One of the biggest and perhaps most obvious changes, according to a new research paper by the Georgia Institute of Technology’s Munmun de Choudhury, is dropping the “I”.

After impending nuptials were announced via a 140-character missive, use of the personal pronoun fell by 69 percent, being replaced by “we” and “us.”

“People began to paint themselves as a couple, rather than as individuals,” said de Choudhury, a Georgia Tech associate professor in the School of Interactive Computing who led the study.

“They’re going through a major change in life, and it shows on social media as they adapt to society’s expectations of their marital identity.”

The paper, entitled “‘She Said Yes!’ Liminality and Engagement Announcements on Twitter,” is the first of its kind and followed 923 people who in 2011 used “#engaged” on Twitter to announce their engagement.

Each subject’s tweets were analyzed for the nine months preceding the announcement and for the 12 months post engagement.

As well as going from “me” to “we”, terms such as “future-in-laws” and references to children spiked — up by 219%.

However, men in the study tended to refrain from using family words in tweets until having married.

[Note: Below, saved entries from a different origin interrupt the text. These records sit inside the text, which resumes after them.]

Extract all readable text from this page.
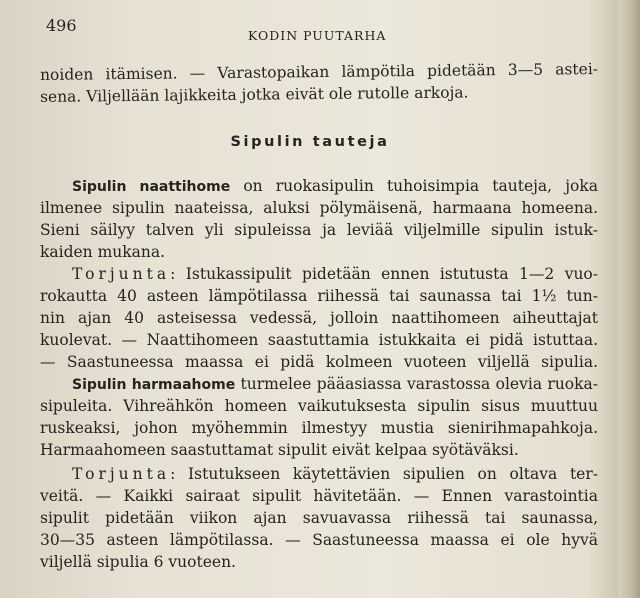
496
KODIN PUUTARHA
noiden itämisen. — Varastopaikan lämpötila pidetään 3—5 astei-
sena. Viljellään lajikkeita jotka eivät ole rutolle arkoja.
Sipulin tauteja
Sipulin naattihome on ruokasipulin tuhoisimpia tauteja, joka
ilmenee sipulin naateissa, aluksi pölymäisenä, harmaana homeena.
Sieni säilyy talven yli sipuleissa ja leviää viljelmille sipulin istuk-
kaiden mukana.
Torjunta: Istukassipulit pidetään ennen istutusta 1—2 vuo-
rokautta 40 asteen lämpötilassa riihessä tai saunassa tai 1½ tun-
nin ajan 40 asteisessa vedessä, jolloin naattihomeen aiheuttajat
kuolevat. — Naattihomeen saastuttamia istukkaita ei pidä istuttaa.
— Saastuneessa maassa ei pidä kolmeen vuoteen viljellä sipulia.
Sipulin harmaahome turmelee pääasiassa varastossa olevia ruoka-
sipuleita. Vihreähkön homeen vaikutuksesta sipulin sisus muuttuu
ruskeaksi, johon myöhemmin ilmestyy mustia sienirihmapahkoja.
Harmaahomeen saastuttamat sipulit eivät kelpaa syötäväksi.
Torjunta: Istutukseen käytettävien sipulien on oltava ter-
veitä. — Kaikki sairaat sipulit hävitetään. — Ennen varastointia
sipulit pidetään viikon ajan savuavassa riihessä tai saunassa,
30—35 asteen lämpötilassa. — Saastuneessa maassa ei ole hyvä
viljellä sipulia 6 vuoteen.
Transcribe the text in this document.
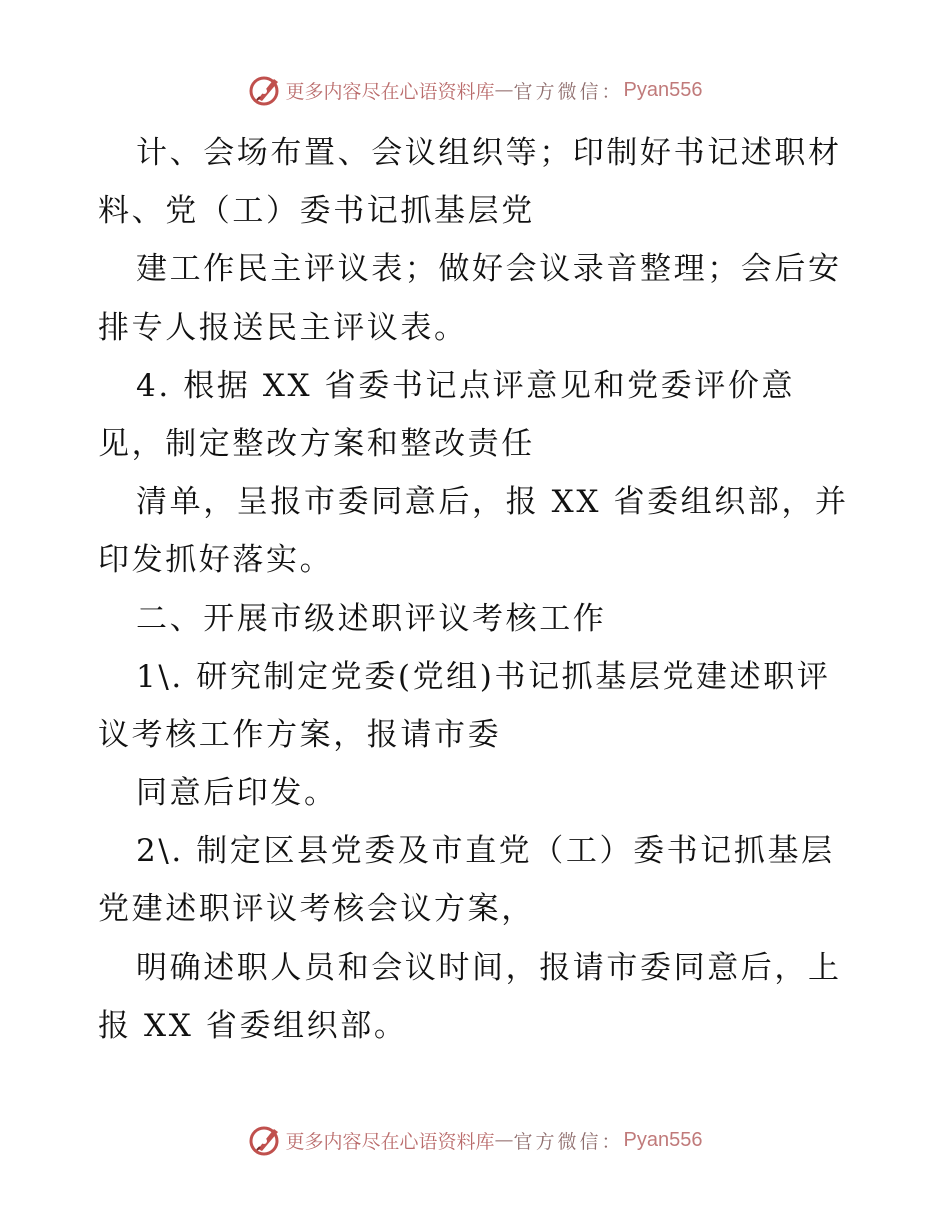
更多内容尽在心语资料库 — 官方微信： Pyan556
计、会场布置、会议组织等；印制好书记述职材
料、党（工）委书记抓基层党
建工作民主评议表；做好会议录音整理；会后安
排专人报送民主评议表。
4. 根据 XX 省委书记点评意见和党委评价意
见，制定整改方案和整改责任
清单，呈报市委同意后，报 XX 省委组织部，并
印发抓好落实。
二、开展市级述职评议考核工作
1\. 研究制定党委(党组)书记抓基层党建述职评
议考核工作方案，报请市委
同意后印发。
2\. 制定区县党委及市直党（工）委书记抓基层
党建述职评议考核会议方案，
明确述职人员和会议时间，报请市委同意后，上
报 XX 省委组织部。
更多内容尽在心语资料库 — 官方微信： Pyan556
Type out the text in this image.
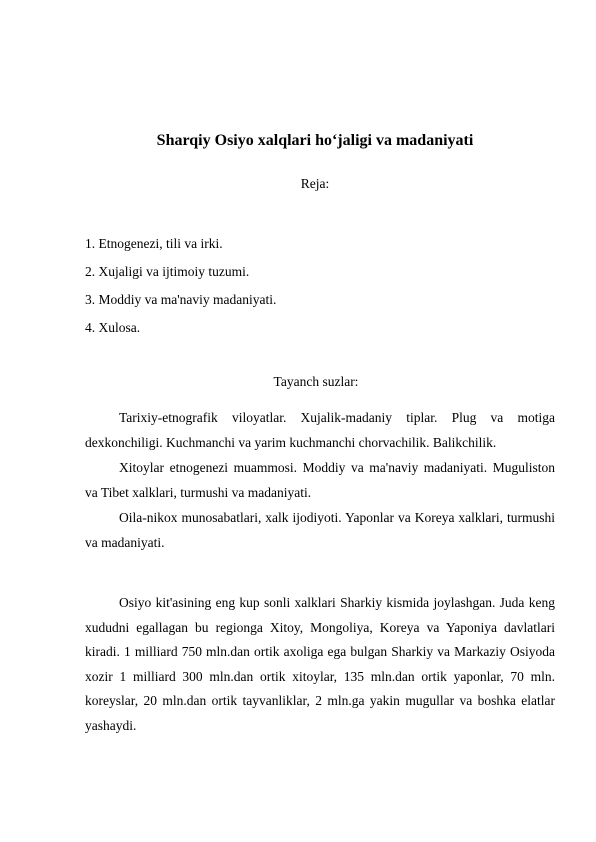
Sharqiy Osiyo xalqlari ho‘jaligi va madaniyati
Reja:
1. Etnogenezi, tili va irki.
2. Xujaligi va ijtimoiy tuzumi.
3. Moddiy va ma'naviy madaniyati.
4. Xulosa.
Tayanch suzlar:

Tarixiy-etnografik viloyatlar. Xujalik-madaniy tiplar. Plug va motiga dexkonchiligi. Kuchmanchi va yarim kuchmanchi chorvachilik. Balikchilik.

Xitoylar etnogenezi muammosi. Moddiy va ma'naviy madaniyati. Muguliston va Tibet xalklari, turmushi va madaniyati.

Oila-nikox munosabatlari, xalk ijodiyoti. Yaponlar va Koreya xalklari, turmushi va madaniyati.

Osiyo kit'asining eng kup sonli xalklari Sharkiy kismida joylashgan. Juda keng xududni egallagan bu regionga Xitoy, Mongoliya, Koreya va Yaponiya davlatlari kiradi. 1 milliard 750 mln.dan ortik axoliga ega bulgan Sharkiy va Markaziy Osiyoda xozir 1 milliard 300 mln.dan ortik xitoylar, 135 mln.dan ortik yaponlar, 70 mln. koreyslar, 20 mln.dan ortik tayvanliklar, 2 mln.ga yakin mugullar va boshka elatlar yashaydi.
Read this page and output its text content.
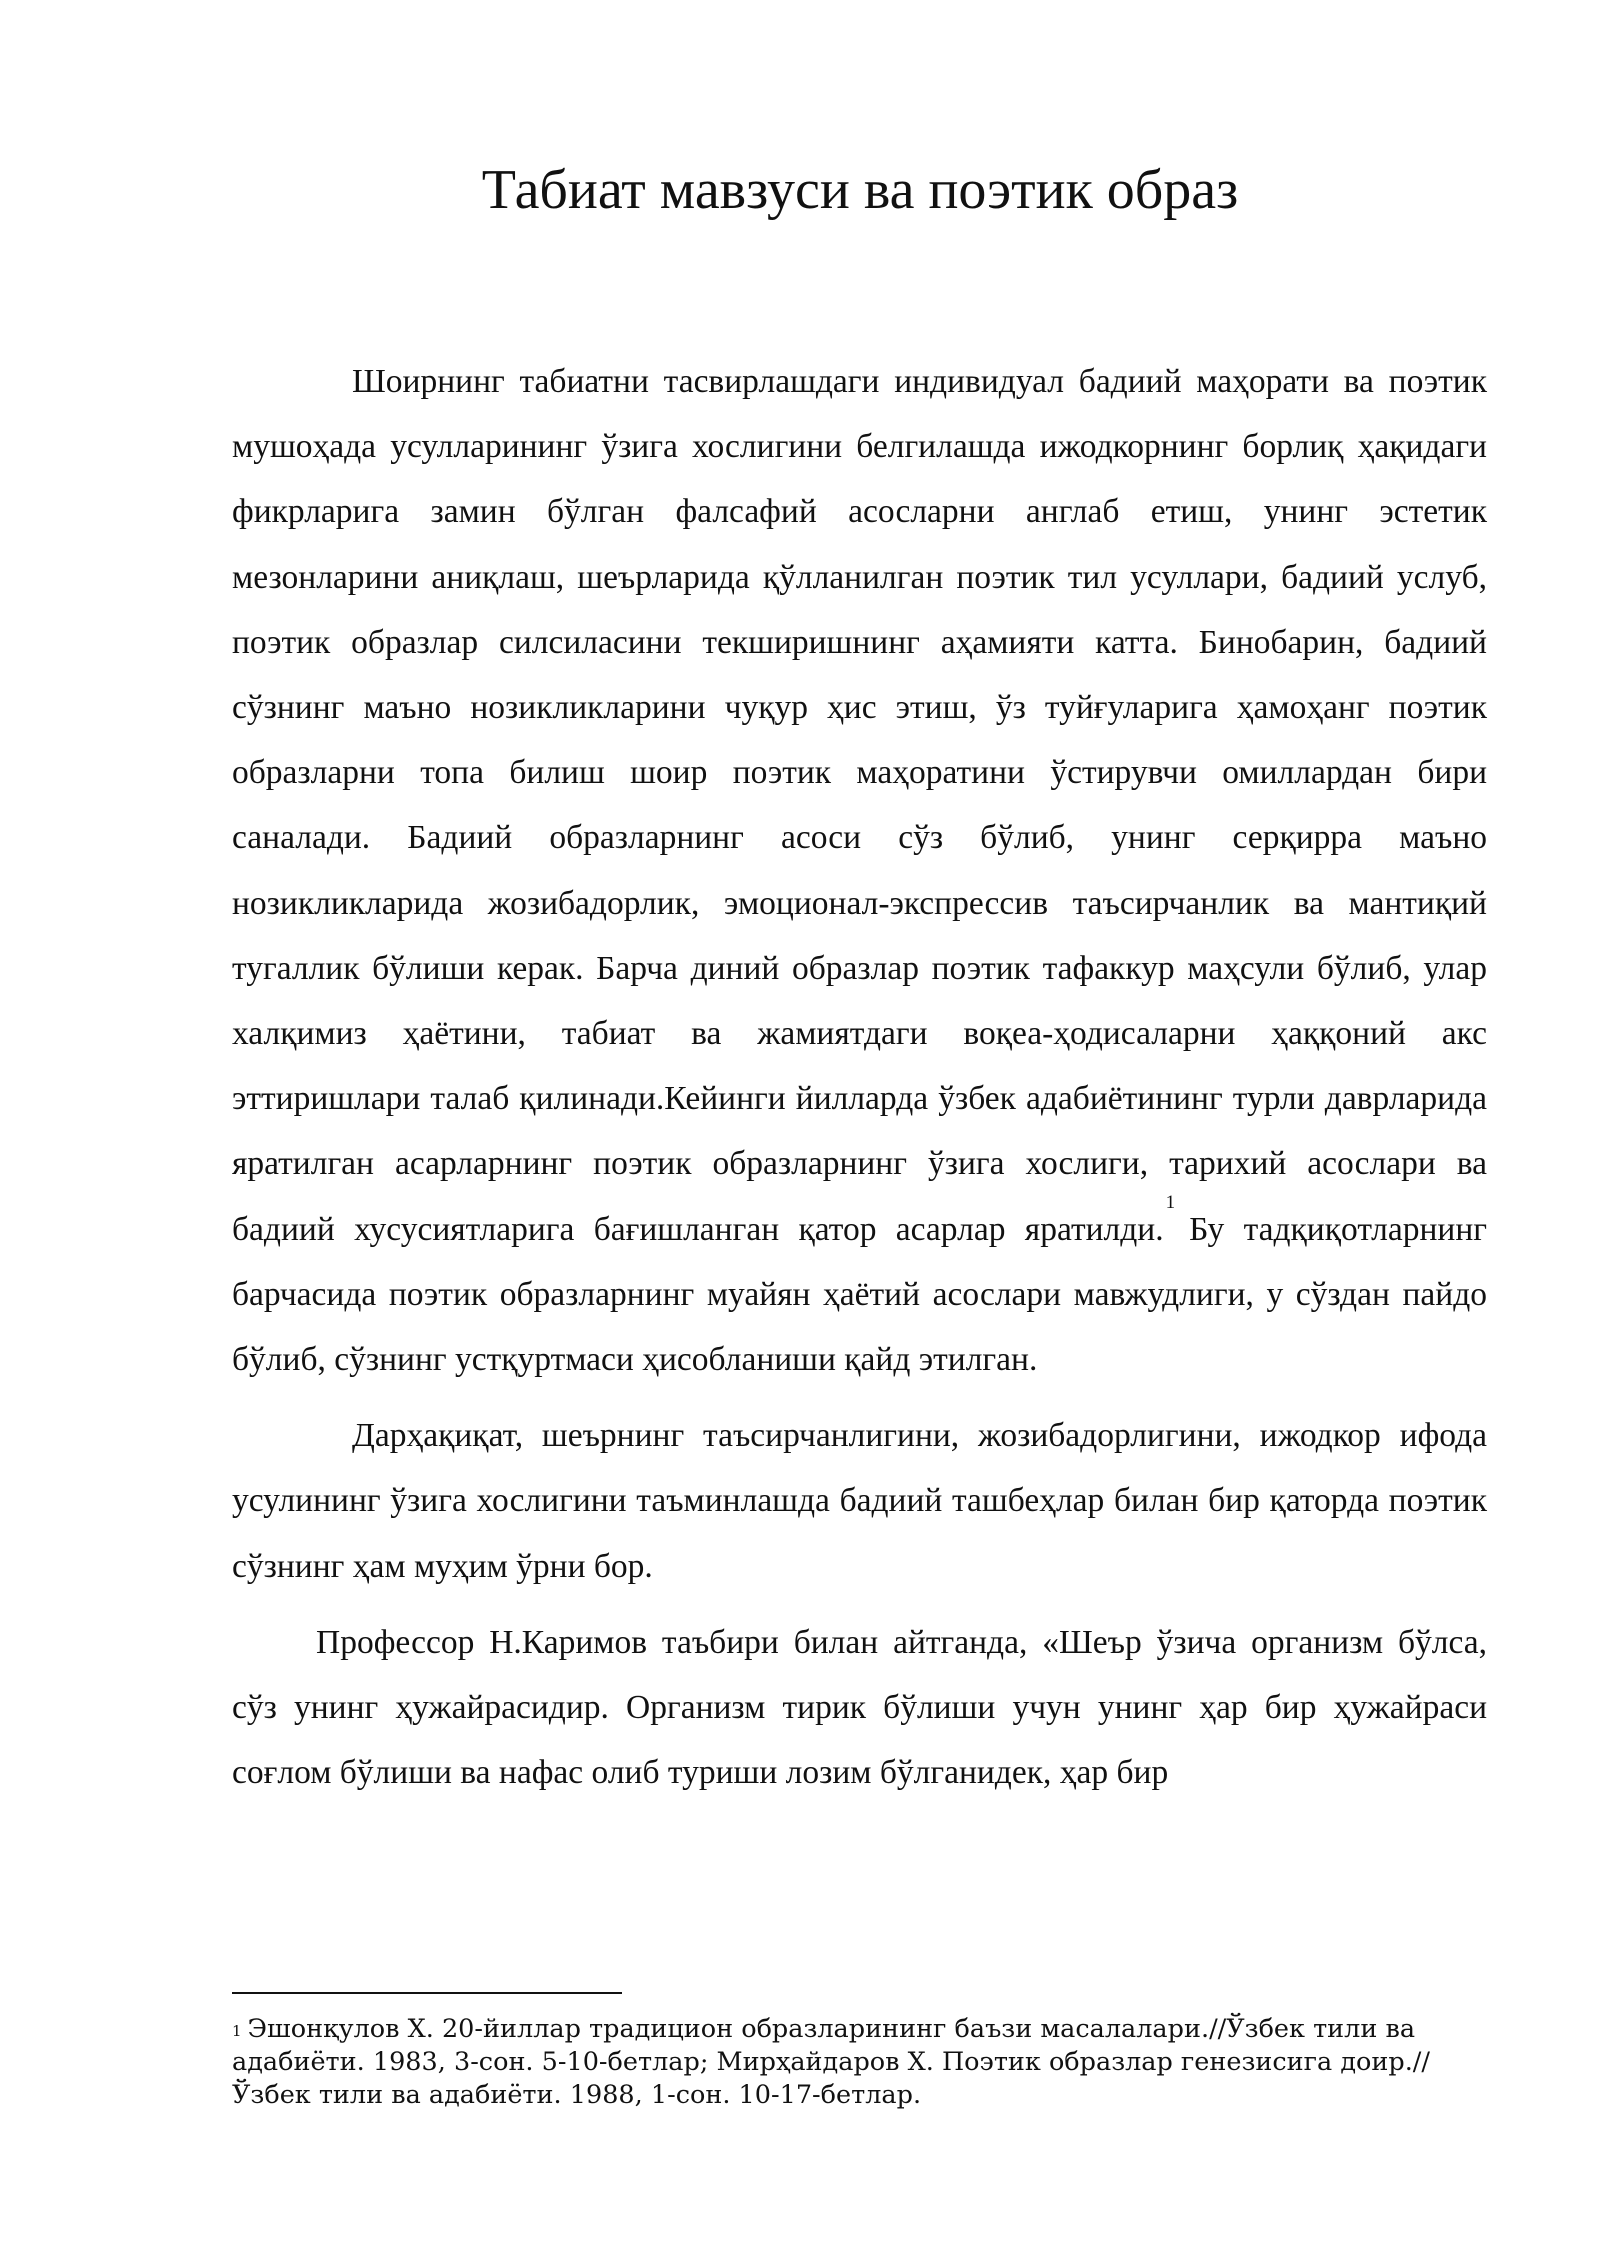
Табиат мавзуси ва поэтик образ

Шоирнинг табиатни тасвирлашдаги индивидуал бадиий маҳорати ва поэтик мушоҳада усулларининг ўзига хослигини белгилашда ижодкорнинг борлиқ ҳақидаги фикрларига замин бўлган фалсафий асосларни англаб етиш, унинг эстетик мезонларини аниқлаш, шеърларида қўлланилган поэтик тил усуллари, бадиий услуб, поэтик образлар силсиласини текширишнинг аҳамияти катта. Бинобарин, бадиий сўзнинг маъно нозикликларини чуқур ҳис этиш, ўз туйғуларига ҳамоҳанг поэтик образларни топа билиш шоир поэтик маҳоратини ўстирувчи омиллардан бири саналади. Бадиий образларнинг асоси сўз бўлиб, унинг серқирра маъно нозикликларида жозибадорлик, эмоционал-экспрессив таъсирчанлик ва мантиқий тугаллик бўлиши керак. Барча диний образлар поэтик тафаккур маҳсули бўлиб, улар халқимиз ҳаётини, табиат ва жамиятдаги воқеа-ҳодисаларни ҳаққоний акс эттиришлари талаб қилинади.Кейинги йилларда ўзбек адабиётининг турли даврларида яратилган асарларнинг поэтик образларнинг ўзига хослиги, тарихий асослари ва бадиий хусусиятларига бағишланган қатор асарлар яратилди.$^1$Бу тадқиқотларнинг барчасида поэтик образларнинг муайян ҳаётий асослари мавжудлиги, у сўздан пайдо бўлиб, сўзнинг устқуртмаси ҳисобланиши қайд этилган.

Дарҳақиқат, шеърнинг таъсирчанлигини, жозибадорлигини, ижодкор ифода усулининг ўзига хослигини таъминлашда бадиий ташбеҳлар билан бир қаторда поэтик сўзнинг ҳам муҳим ўрни бор.

Профессор Н.Каримов таъбири билан айтганда, «Шеър ўзича организм бўлса, сўз унинг ҳужайрасидир. Организм тирик бўлиши учун унинг ҳар бир ҳужайраси соғлом бўлиши ва нафас олиб туриши лозим бўлганидек, ҳар бир

$^1$ Эшонқулов Х. 20-йиллар традицион образларининг баъзи масалалари.//Ўзбек тили ва адабиёти. 1983, 3-сон. 5-10-бетлар; Мирҳайдаров Х. Поэтик образлар генезисига доир.//Ўзбек тили ва адабиёти. 1988, 1-сон. 10-17-бетлар.
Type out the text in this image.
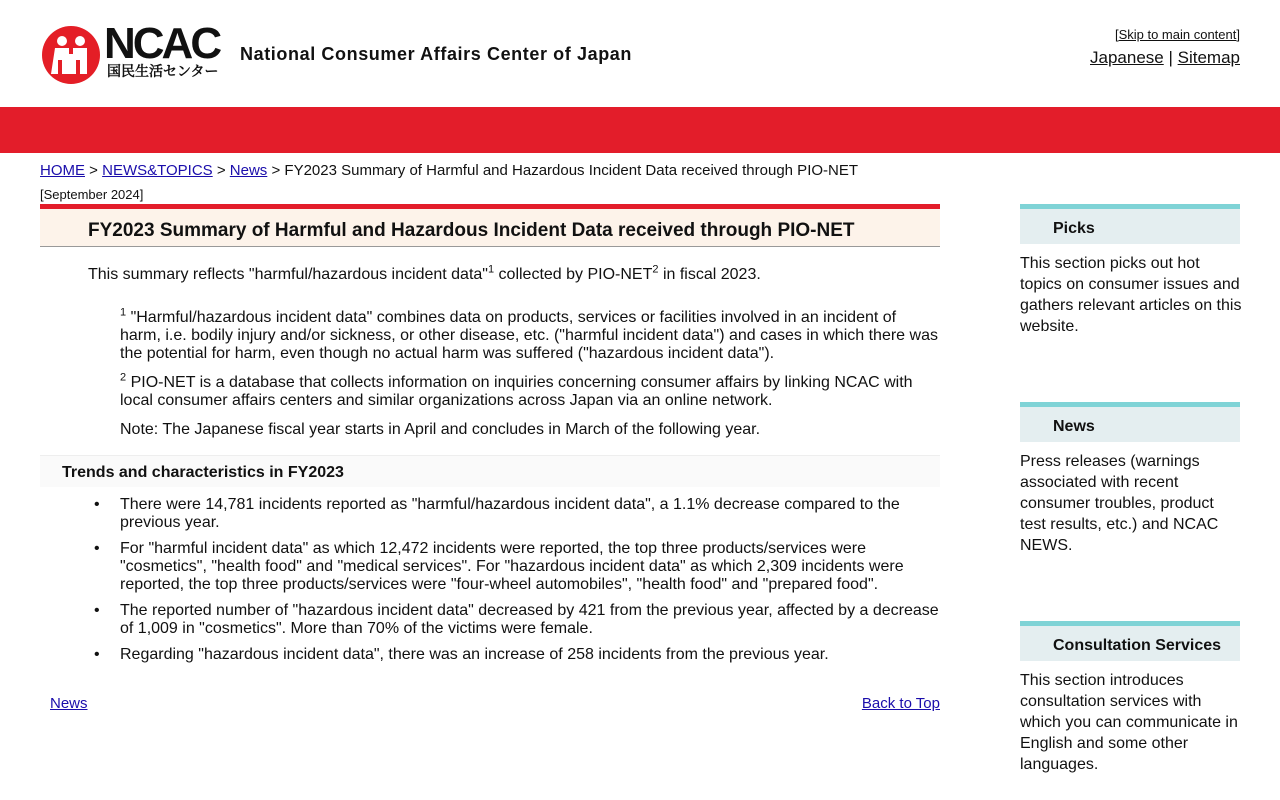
NCAC
国民生活センター
National Consumer Affairs Center of Japan
[Skip to main content]
Japanese | Sitemap
HOME > NEWS&TOPICS > News > FY2023 Summary of Harmful and Hazardous Incident Data received through PIO-NET
[September 2024]
FY2023 Summary of Harmful and Hazardous Incident Data received through PIO-NET

This summary reflects "harmful/hazardous incident data"$^1$ collected by PIO-NET$^2$ in fiscal 2023.

$^1$ "Harmful/hazardous incident data" combines data on products, services or facilities involved in an incident of harm, i.e. bodily injury and/or sickness, or other disease, etc. ("harmful incident data") and cases in which there was the potential for harm, even though no actual harm was suffered ("hazardous incident data").

$^2$ PIO-NET is a database that collects information on inquiries concerning consumer affairs by linking NCAC with local consumer affairs centers and similar organizations across Japan via an online network.

Note: The Japanese fiscal year starts in April and concludes in March of the following year.

Trends and characteristics in FY2023
• There were 14,781 incidents reported as "harmful/hazardous incident data", a 1.1% decrease compared to the previous year.
• For "harmful incident data" as which 12,472 incidents were reported, the top three products/services were "cosmetics", "health food" and "medical services". For "hazardous incident data" as which 2,309 incidents were reported, the top three products/services were "four-wheel automobiles", "health food" and "prepared food".
• The reported number of "hazardous incident data" decreased by 421 from the previous year, affected by a decrease of 1,009 in "cosmetics". More than 70% of the victims were female.
• Regarding "hazardous incident data", there was an increase of 258 incidents from the previous year.
News	Back to Top
Picks

This section picks out hot topics on consumer issues and gathers relevant articles on this website.

News

Press releases (warnings associated with recent consumer troubles, product test results, etc.) and NCAC NEWS.

Consultation Services

This section introduces consultation services with which you can communicate in English and some other languages.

But as well as avoiding use of words like “children”, men, when complimenting their significant others, tended to fixate on appearance.

Words such as “sexy”, “beautiful” and “gorgeous” were the most popular platitudes.

Women tended to gush on an emotional level.

Their men were “wonderful” and they were more likely to use the “L” word.

To ensure the study remained empirical, the researchers also examined a random sampling of tweeters (12 million tweets in total) over the same period as a control group.

Perhaps most significantly, de Choudhury and co-author Michael Massimi found that perception of time and outlook changed noticeably once a Twitter user became engaged.

Those studied moved from using the past tense to using future forms of verbs instead.

Use of the future tense increased 62% after announcing an engagement.

“People are more likely to post that they ‘are going on a date night tonight’ rather than tweeting that they already did so,” said Massimi.

“They’re looking forward to the future in their real lives and boasting about it on social media too.

“Twitter can be a powerful tool that can mirror our thoughts and how we’re actually feeling,” said de Choudhury.

“This isn’t based on what they told us they did. It’s a reliable record — it’s what they actually did.”